Ce texte est encore plongé – par son vocabulaire, sa syntaxe, sa morphologie verbale – dans le latin. Mais il est 1a source de « l’ancien français ».
C’est donc un point de repère essentiel dans l’histoire du français et de la France et aussi dans l’histoire de la Germanie. Car à Verdun, en 843, les trois petits-fils de Charlemagne se partagent l’Empire carolingien. À l’aîné, Lothaire, la Lotharingie, de la Frise à l’Italie, et le titre impérial. À Louis le Germanique, la Francie orientale, qui deviendra la Germanie. À Charles le Chauve, la Francie occidentale, bordée par l’Escaut, la Meuse, la Saône et le Rhône. Plus tard ce sera le Royaume de France.

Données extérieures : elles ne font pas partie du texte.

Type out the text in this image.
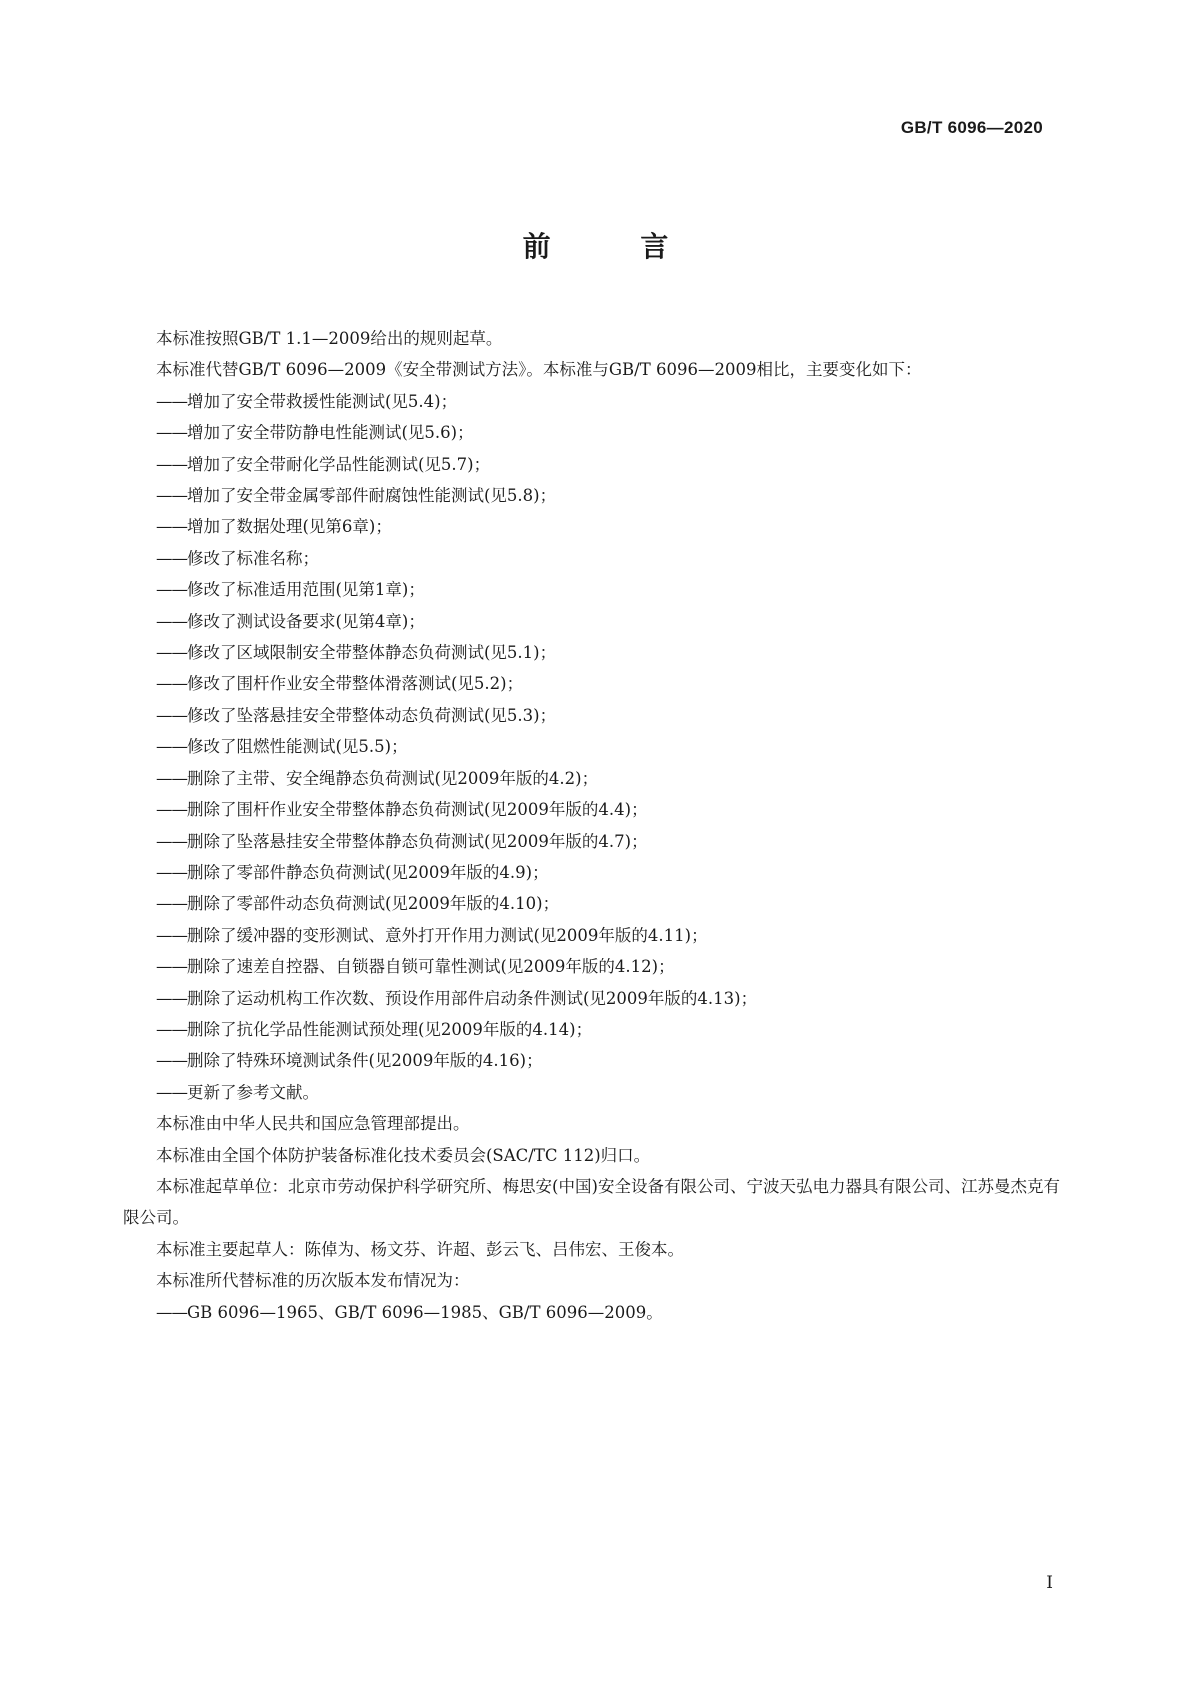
GB/T 6096—2020
前 言

本标准按照GB/T 1.1—2009给出的规则起草。

本标准代替GB/T 6096—2009《安全带测试方法》。本标准与GB/T 6096—2009相比，主要变化如下：

——增加了安全带救援性能测试(见5.4)；
——增加了安全带防静电性能测试(见5.6)；
——增加了安全带耐化学品性能测试(见5.7)；
——增加了安全带金属零部件耐腐蚀性能测试(见5.8)；
——增加了数据处理(见第6章)；
——修改了标准名称；
——修改了标准适用范围(见第1章)；
——修改了测试设备要求(见第4章)；
——修改了区域限制安全带整体静态负荷测试(见5.1)；
——修改了围杆作业安全带整体滑落测试(见5.2)；
——修改了坠落悬挂安全带整体动态负荷测试(见5.3)；
——修改了阻燃性能测试(见5.5)；
——删除了主带、安全绳静态负荷测试(见2009年版的4.2)；
——删除了围杆作业安全带整体静态负荷测试(见2009年版的4.4)；
——删除了坠落悬挂安全带整体静态负荷测试(见2009年版的4.7)；
——删除了零部件静态负荷测试(见2009年版的4.9)；
——删除了零部件动态负荷测试(见2009年版的4.10)；
——删除了缓冲器的变形测试、意外打开作用力测试(见2009年版的4.11)；
——删除了速差自控器、自锁器自锁可靠性测试(见2009年版的4.12)；
——删除了运动机构工作次数、预设作用部件启动条件测试(见2009年版的4.13)；
——删除了抗化学品性能测试预处理(见2009年版的4.14)；
——删除了特殊环境测试条件(见2009年版的4.16)；
——更新了参考文献。

本标准由中华人民共和国应急管理部提出。

本标准由全国个体防护装备标准化技术委员会(SAC/TC 112)归口。

本标准起草单位：北京市劳动保护科学研究所、梅思安(中国)安全设备有限公司、宁波天弘电力器具有限公司、江苏曼杰克有限公司。

本标准主要起草人：陈倬为、杨文芬、许超、彭云飞、吕伟宏、王俊本。

本标准所代替标准的历次版本发布情况为：

——GB 6096—1965、GB/T 6096—1985、GB/T 6096—2009。
I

Les deux langues des serments de Strasbourg deviennent, l’une, la langue de la Germanie, l’allemand, et l’autre, la langue de la France, le français.
On s’est beaucoup querellé, récemment, à propos de l’identité nationale. La réponse est dans le serment de Strasbourg : la langue est le fondement de l’identité. Une nation qui perd sa langue, disparaît avec elle.
Deux frères, à Strasbourg, ont affirmé leur différence et leur union en prêtant serment dans la langue de l’autre. Quelle leçon ! Deutsche Qualität ! Qualité française !

Max Gallo
de l’Académie française

Décimer

Le 1 mars 2012

Emplois fautifs

Ce verbe nous vient du latin decimare, qui signifie Punir de mort un soldat sur dix après tirage au sort, lorsqu’une unité s’était mal conduite.

C’est pourquoi Décimer s’emploie en français lorsqu’on veut indiquer qu’une partie, souvent importante, d’un groupe, d’une population a péri. On ne le confondra pas avec le verbe Exterminer, qui marque l’anéantissement, la destruction complète d’un ensemble d’être vivants.



Abonder

Le 1 mars 2012

Extensions de sens abusives

L’emploi transitif de ce verbe doit être strictement limité au domaine de la comptabilité. On abonde un compte, un budget, un fonds, on l’approvisionne en argent, on le crédite.

On évitera tout emploi figuré comme Abonder un dossier, un projet, abonder le débat, pour dire le nourrir, l’enrichir ou, par une image usuelle, l’alimenter.

Bonheur-du-jour

Le 1 mars 2012

Expressions, Bonheurs & surprises

Certains mots ont un charme évocateur. Ainsi ce nom de Bonheur-du-jour, désignant un bureau de dame du XVIIIe siècle, servant à la fois d’écritoire et de meuble de rangement pour papiers et objets précieux, posé sur quatre pieds fins reliés par une entretoise, évoque les habitudes et les plaisirs de temps révolus.

Autre bonheur, les deux explications données à la formation du mot lui-même : ou bien l’enthousiasme et le plaisir que souleva en son temps ce nouveau meuble, ou bien la place qu’on lui réservait, non loin d’une fenêtre, pour qu’il soit éclairé par la lumière du jour.

À l’encontre de

Le 2 février 2012

Emplois fautifs

Il convient de rappeler le sens exact de cette locution, souvent mal employée. À l’encontre de signifie À l’opposé de, En opposition à. Cela va à l’encontre de vos intérêts. Une décision prise à l’encontre de la volonté générale.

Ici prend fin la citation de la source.